Eleanor C. Marshall, assistant to the director of the Parents Association, said yesterday that the association has received many complaints during the past five years from parents who ordered packages that were either not delivered or incomplete. The association received a letter this week from a parent who claimed the company did not deliver one of the two kits ordered, Marshall added.
Archie C. Epps III, dean of students, said yesterday that he did not know how the firm had obtained Harvard students' addresses.

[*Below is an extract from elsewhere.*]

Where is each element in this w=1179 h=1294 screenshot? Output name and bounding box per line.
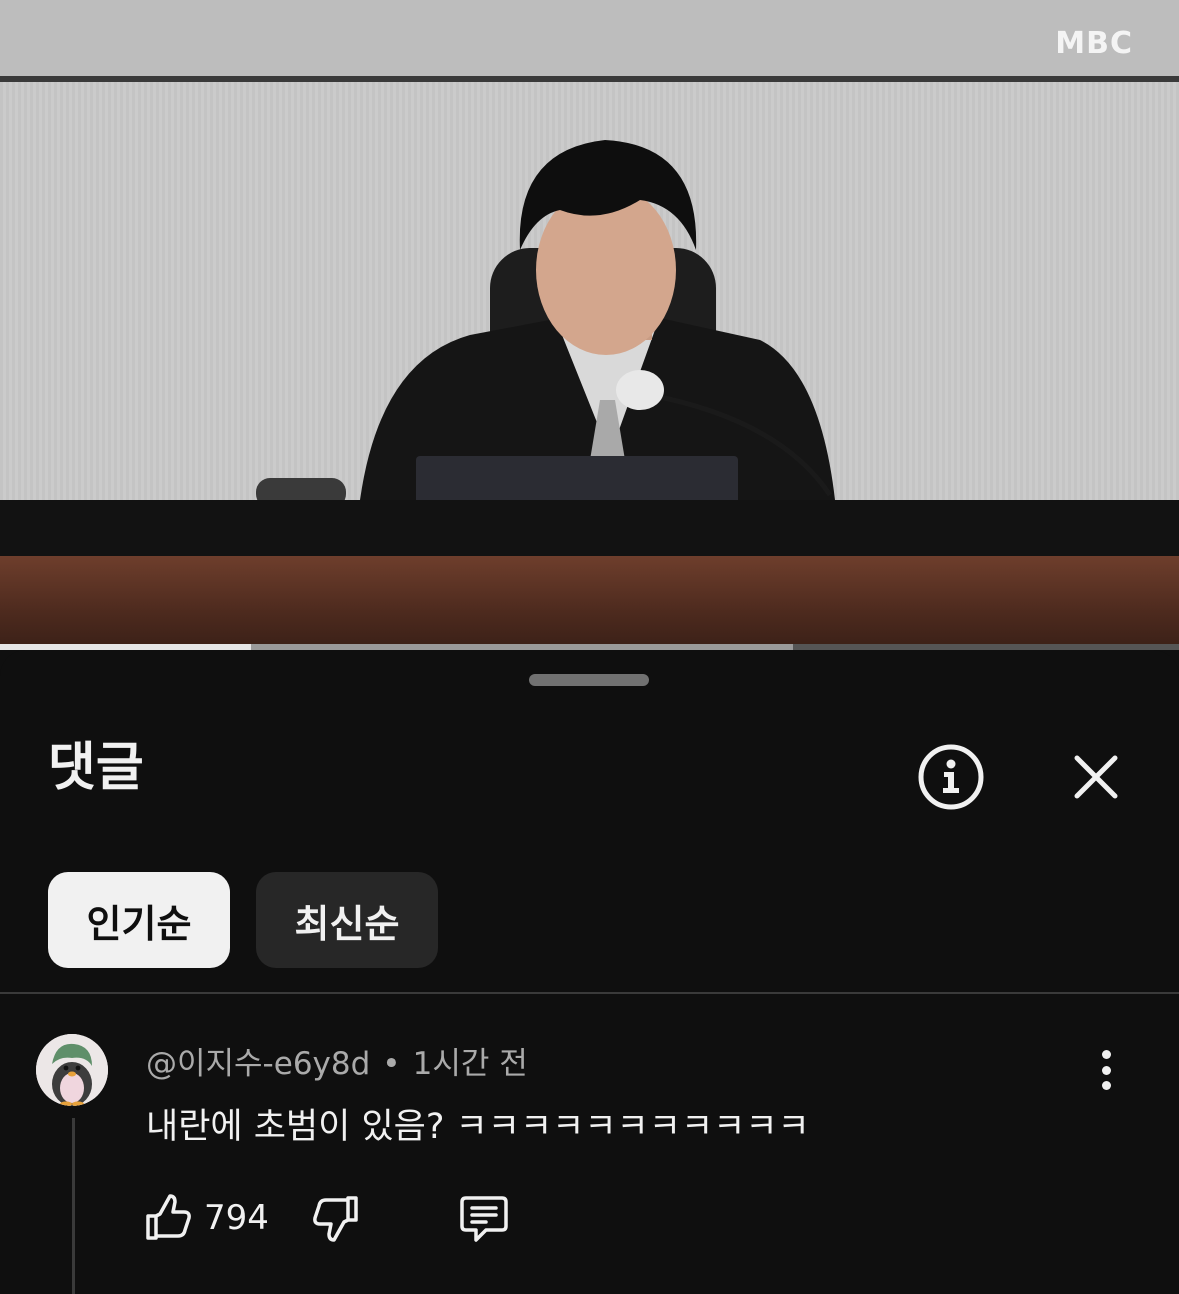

Epps and Marshall said the University never divulges information concerning students.
John N. Cinotti, a U.S. Postal Inspector in Boston, said yesterday that he had investigated the company several years ago, in response to these and similar complaints, but found no basis for legal action against the firm.
Massachussetts resident Michael L. Corvin runs the firm, which sells kits to schools nationwide under the name The Student Rescue Committee, Cinotti said, Corvin was unavailable for comment yesterday.
Cinotti said that while the mailings give the impression that the organization is student-run on the individual campuses, in fact Corvin is in charge of the company and all payments go directly to him.
Although many customers have complained, the firm delivers most of the kits, Cinotti said, adding that Corvin has refunded money to dissatisfied clients Corvin tells customers that kits that do not arrive may be lost in the mail or stolen in dorms, Cinotti said.
The survival kit, which sells for $9.45, includes fruit, cheese, candy and other snacks. The company also offers a "knowledge hammer" for an extra $1.25.